I focused on the Catskill Fire towers first. I’d never been hiking in the Catskills previously, and geographically they are closer together than the Adirondack fire towers. I was able to finish those in two trips, one overnight and one two-night trip. Both times I stayed at a very nice state campground, Kenneth L. Wilson Campground. The campsites were spacious, the bathhouse with hot showers was clean, and there was even a dog park. I didn’t use the dog park as I figured my dogs had plenty of exercise hiking with me.
Compared to the Adirondacks, the Catskill Fire Towers had better roads — pretty much all were paved — but also more people. Although there was a lot of overlap in crowd size. But the proximity to New York City in general meant more crowds. The busiest Catskill hike was Overlook Mountain, 4.6 miles, on a hot humid day. About ¾ of the way up are interesting ruins of an old hotel. As I trudged up in the heat, people kept telling me about a rattlesnake at the top. One woman even showed me a video, pinpointing exactly where it was. But by the time that I reached the top, it was gone. Tremper Mountain was the least crowded of the Catskill Fire Towers, on a September weekday. Alas I lost my glasses somewhere on that hike and had a long drive to find a store that sold “cheaters” so that I could read that night and the next day before returning home.

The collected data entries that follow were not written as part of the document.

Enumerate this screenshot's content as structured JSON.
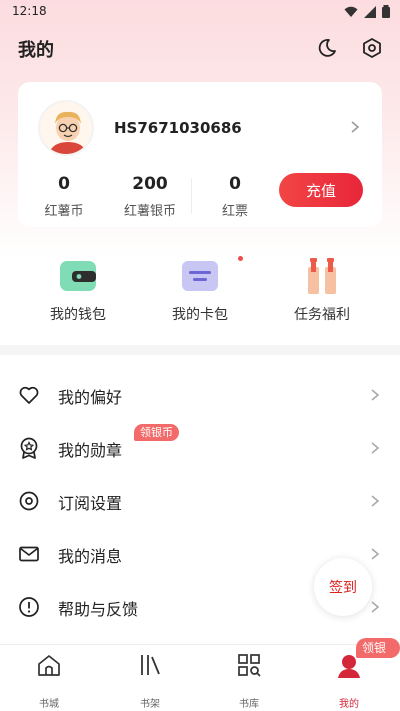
{
  "status_bar": {
    "time": "12:18"
  },
  "header": {
    "title": "我的"
  },
  "profile": {
    "username": "HS7671030686",
    "stats": [
      {
        "value": "0",
        "label": "红薯币"
      },
      {
        "value": "200",
        "label": "红薯银币"
      },
      {
        "value": "0",
        "label": "红票"
      }
    ],
    "recharge_label": "充值"
  },
  "quick_actions": [
    {
      "label": "我的钱包",
      "icon": "wallet-icon"
    },
    {
      "label": "我的卡包",
      "icon": "card-pack-icon"
    },
    {
      "label": "任务福利",
      "icon": "gift-icon"
    }
  ],
  "menu": [
    {
      "label": "我的偏好",
      "icon": "heart-icon"
    },
    {
      "label": "我的勋章",
      "icon": "medal-icon",
      "badge": "领银币"
    },
    {
      "label": "订阅设置",
      "icon": "settings-icon"
    },
    {
      "label": "我的消息",
      "icon": "mail-icon"
    },
    {
      "label": "帮助与反馈",
      "icon": "help-icon"
    }
  ],
  "checkin_label": "签到",
  "tabbar": {
    "tabs": [
      {
        "label": "书城",
        "icon": "bookstore-icon"
      },
      {
        "label": "书架",
        "icon": "bookshelf-icon"
      },
      {
        "label": "书库",
        "icon": "library-icon"
      },
      {
        "label": "我的",
        "icon": "profile-icon"
      }
    ],
    "badge": "领银币",
    "active_color": "#d4283a"
  },
  "colors": {
    "accent": "#e8263a",
    "badge": "#f26a6a"
  }
}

I re-hiked the only Adirondack Fire tower that I had previously visited, Cathedral Rock. This is a short easy hike located on the grounds of the New York State Ranger School, one of my alma maters. Although not difficult, be careful because there are some steep drop offs where people have been injured or killed in the past.
The toughest hike so far was Snowy Mountain, 7.8 miles round trip. I should have paid closer attention to the guidebook which states, “Many hikers consider this the hardest fire tower in all seasons.” The start is deceptively pleasant, but the final segment is straight up rock climbing. I was exhausted when I got back home, although by then my dogs were reenergized and ready to run around some more.
The longest hike: Woodhull Mountain, 15.2 miles. Also the least crowded with zero other hikers. The most crowded: Rondaxe (aka Bald) because it is very close to Old Forge and not very long, two miles. Biggest surprise: Stillwater Fire Tower. I mailed in a donation to the folks who maintain it and received a reply from the man who handles donations telling me that his daughter lives just a few houses down from me.